1.       Het oordeel van de voorzieningenrechter heeft een voorlopig karakter en is niet bindend in de bodemprocedure.

2.       Het bestemmingsplan maakt met ongeveer 210 woningen, waaronder vier woonwagenstandplaatsen, de eerste fase van het woningbouwproject De Bleek in Montfoort mogelijk. In de gehele ontwikkeling van De Bleek zijn ongeveer 500 woningen voorzien.

3.       [verzoeker] heeft voorheen in de gemeente Montfoort gewoond en wil in die gemeente in aanmerking komen voor een standplaats voor een woonwagen. Hij voert aan dat het bestemmingsplan in te weinig standplaatsen voorziet en dat als het plan in werking treedt grondposities voor woningbouw kunnen worden vergeven wat de mogelijkheid van meer standplaatsen, zowel koop als huur, in het plangebied illusoir zal maken. In dat geval wordt afbreuk gedaan aan zijn aanspraken op een plaats voor een woonwagen. [verzoeker] wijst erop dat het College voor de Rechten van de Mens op 4 oktober 2022 heeft geoordeeld dat de gemeente Montfoort discrimineert door hem geen reëel zicht te bieden op een woonwagenstandplaats.

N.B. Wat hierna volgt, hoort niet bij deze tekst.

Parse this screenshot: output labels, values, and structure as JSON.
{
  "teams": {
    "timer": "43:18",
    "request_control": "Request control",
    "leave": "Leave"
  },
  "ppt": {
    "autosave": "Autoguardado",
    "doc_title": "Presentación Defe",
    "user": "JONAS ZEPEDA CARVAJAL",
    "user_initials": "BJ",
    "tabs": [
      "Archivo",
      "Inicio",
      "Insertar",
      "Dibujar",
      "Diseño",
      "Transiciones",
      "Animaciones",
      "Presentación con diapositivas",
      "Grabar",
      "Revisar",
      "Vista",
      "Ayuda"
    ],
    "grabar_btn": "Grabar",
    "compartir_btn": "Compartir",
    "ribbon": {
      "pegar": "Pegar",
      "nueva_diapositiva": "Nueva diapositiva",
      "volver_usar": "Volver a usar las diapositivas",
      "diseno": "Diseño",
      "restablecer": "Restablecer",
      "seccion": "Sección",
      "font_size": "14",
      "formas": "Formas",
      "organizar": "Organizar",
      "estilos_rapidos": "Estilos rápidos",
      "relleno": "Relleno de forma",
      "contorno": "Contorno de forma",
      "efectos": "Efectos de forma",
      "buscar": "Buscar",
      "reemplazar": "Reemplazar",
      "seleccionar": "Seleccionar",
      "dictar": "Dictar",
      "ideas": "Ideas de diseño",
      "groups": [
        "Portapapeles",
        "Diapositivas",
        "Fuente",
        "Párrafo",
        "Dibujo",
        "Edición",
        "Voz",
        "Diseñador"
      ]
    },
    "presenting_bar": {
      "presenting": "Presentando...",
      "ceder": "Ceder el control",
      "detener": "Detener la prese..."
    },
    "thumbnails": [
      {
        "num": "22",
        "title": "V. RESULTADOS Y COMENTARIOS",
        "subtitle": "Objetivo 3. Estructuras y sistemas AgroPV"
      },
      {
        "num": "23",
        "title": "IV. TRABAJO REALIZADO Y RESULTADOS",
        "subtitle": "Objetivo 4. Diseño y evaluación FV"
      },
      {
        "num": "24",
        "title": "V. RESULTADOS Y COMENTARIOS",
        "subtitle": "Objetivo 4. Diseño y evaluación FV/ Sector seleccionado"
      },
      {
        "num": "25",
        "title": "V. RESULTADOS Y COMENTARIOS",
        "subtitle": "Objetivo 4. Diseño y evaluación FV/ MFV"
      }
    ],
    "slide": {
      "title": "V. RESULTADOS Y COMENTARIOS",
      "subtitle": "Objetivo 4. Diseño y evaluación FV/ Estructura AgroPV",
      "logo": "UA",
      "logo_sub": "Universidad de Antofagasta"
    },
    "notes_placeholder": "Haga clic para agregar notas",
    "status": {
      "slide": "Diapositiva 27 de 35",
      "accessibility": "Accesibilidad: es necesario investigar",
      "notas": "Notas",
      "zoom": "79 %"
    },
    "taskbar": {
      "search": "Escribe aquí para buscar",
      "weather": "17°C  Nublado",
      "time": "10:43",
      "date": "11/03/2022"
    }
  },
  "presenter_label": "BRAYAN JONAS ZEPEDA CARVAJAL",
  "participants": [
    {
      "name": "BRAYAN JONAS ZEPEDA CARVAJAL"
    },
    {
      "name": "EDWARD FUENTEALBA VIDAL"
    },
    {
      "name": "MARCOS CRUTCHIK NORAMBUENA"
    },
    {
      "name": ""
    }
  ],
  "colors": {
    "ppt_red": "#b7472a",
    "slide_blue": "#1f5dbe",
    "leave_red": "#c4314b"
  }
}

4.       De raad is van mening dat het relativiteitsvereiste aan een inhoudelijke beoordeling van het verzoek van [verzoeker] in de weg staat.

4.1.    [verzoeker] heeft op de zitting gesteld dat het hem om zijn eigen belang gaat om een standplaats te verkrijgen. Hij komt niet - primair - op voor een algemeen belang van woonwagenbewoners bij voldoende standplaatsen.

4.2.    Artikel 8:69a van de Algemene wet bestuursrecht (hierna: Awb) luidt: "De bestuursrechter vernietigt een besluit niet op de grond dat het in strijd is met een geschreven of ongeschreven rechtsregel of een algemeen rechtsbeginsel, indien deze regel of dit beginsel kennelijk niet strekt tot bescherming van de belangen van degene die zich daarop beroept."

4.3.    Uit de geschiedenis van de totstandkoming van de Wet aanpassing bestuursprocesrecht (Kamerstukken II, 2009/10, 32 450, nr. 3, blz. 18-20) blijkt dat de wetgever met artikel 8:69a van de Awb de eis heeft willen stellen dat er een verband is tussen een beroepsgrond en het belang waarin de appellant door het bestreden besluit dreigt te worden geschaad. De bestuursrechter mag een besluit niet vernietigen wegens schending van een rechtsregel die kennelijk niet strekt tot bescherming van het belang van degene die in (hoger) beroep komt.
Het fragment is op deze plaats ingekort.